Barbiturates (including amobarbital and phenobarbital)
Sulfonamides (including sulfanilamide, sulfapyridine, sulfathiazole and sulfadiazine)
The mechanism that causes agranulocytosis is not understood completely. In drug-induced agranulocytosis, the drug may act as a hapten and induce antibody formation. Thus produced antibodies destroy the granulocytes or may form immune complexes which bind to the neutrophils and destroy them. Autoimmune neutropenia due to antineutrophil antibodies is seen in few cases.
Oral Manifestations
The oral lesions constitute an important phase of the clinical aspects of agranulocytosis. These appear as necrotizing ulcerations of the oral mucosa, tonsils and pharynx. Particularly involved are the gingiva and palate.
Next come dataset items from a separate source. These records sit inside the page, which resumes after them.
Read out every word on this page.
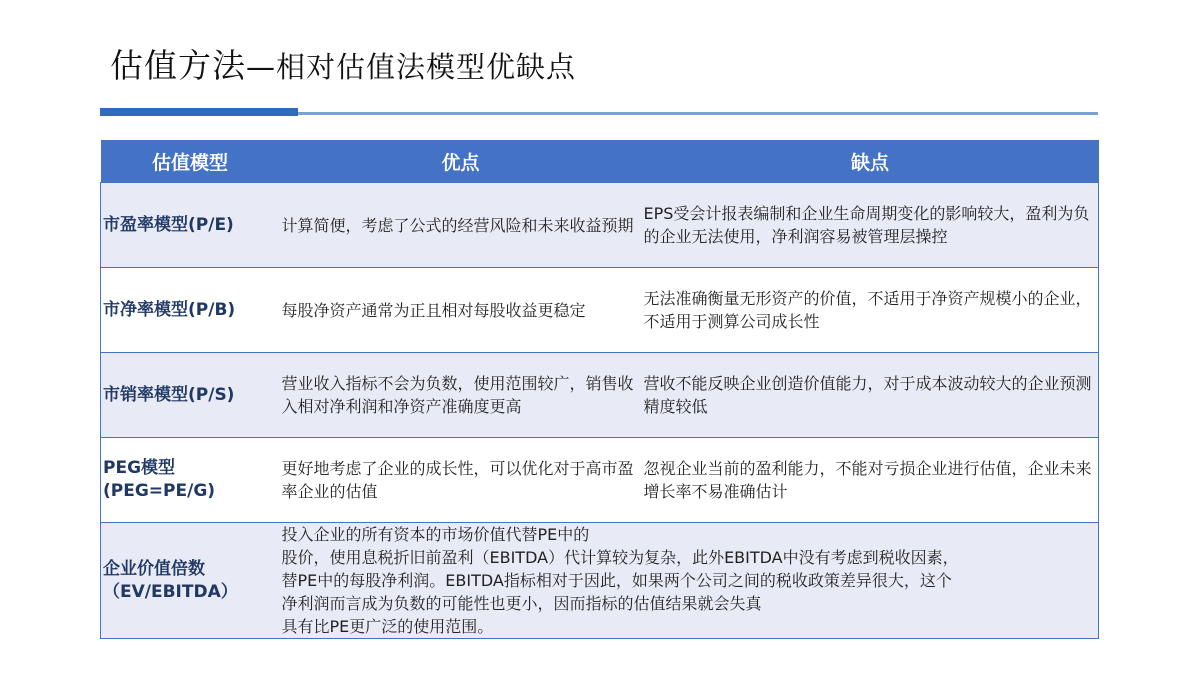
估值方法—相对估值法模型优缺点
估值模型	优点	缺点
市盈率模型(P/E)	计算简便，考虑了公式的经营风险和未来收益预期	EPS受会计报表编制和企业生命周期变化的影响较大，盈利为负的企业无法使用，净利润容易被管理层操控
市净率模型(P/B)	每股净资产通常为正且相对每股收益更稳定	无法准确衡量无形资产的价值，不适用于净资产规模小的企业，不适用于测算公司成长性
市销率模型(P/S)	营业收入指标不会为负数，使用范围较广，销售收入相对净利润和净资产准确度更高	营收不能反映企业创造价值能力，对于成本波动较大的企业预测精度较低

PEG模型
(PEG=PE/G)	更好地考虑了企业的成长性，可以优化对于高市盈率企业的估值	忽视企业当前的盈利能力，不能对亏损企业进行估值，企业未来增长率不易准确估计

企业价值倍数
（EV/EBITDA）	投入企业的所有资本的市场价值代替PE中的
股价，使用息税折旧前盈利（EBITDA）代计算较为复杂，此外EBITDA中没有考虑到税收因素，
替PE中的每股净利润。EBITDA指标相对于因此，如果两个公司之间的税收政策差异很大，这个
净利润而言成为负数的可能性也更小，因而指标的估值结果就会失真
具有比PE更广泛的使用范围。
The lesions appear as ragged necrotic ulcers covered by a gray or even black membrane (Fig. 18-12). Usually no purulent discharge is noticed. Significantly, there is little or no apparent inflammatory cell infiltration around the periphery of the lesions, although hemorrhage does occur, especially from the gingiva. In addition, the patients often manifest excessive salivation.
Cyclic Neutropenia: (Periodic neutropenia, cyclic agranulocytic angina, periodic agranulocytosis)
Clinical Features
This type of agranulocytosis may occur at any age, although the majority of cases have been reported in infants or young children. The symptoms are similar to those of typical agranulocytosis except that they are usually milder. The patients manifest fever, malaise, sore throat, stomatitis and regional lymphadenopathy, as well as headache, arthritis, cutaneous infection and conjunctivitis. In contrast to other types of primary agranulocytosis, rampant bacterial infection is not a significant feature (Table 18-6), presumably because the neutrophil count is low for such a short time. Entities closely mimic the clinical characteristics of cyclic neutropenia are variable, encompassing a wider spectra (Table 18-7).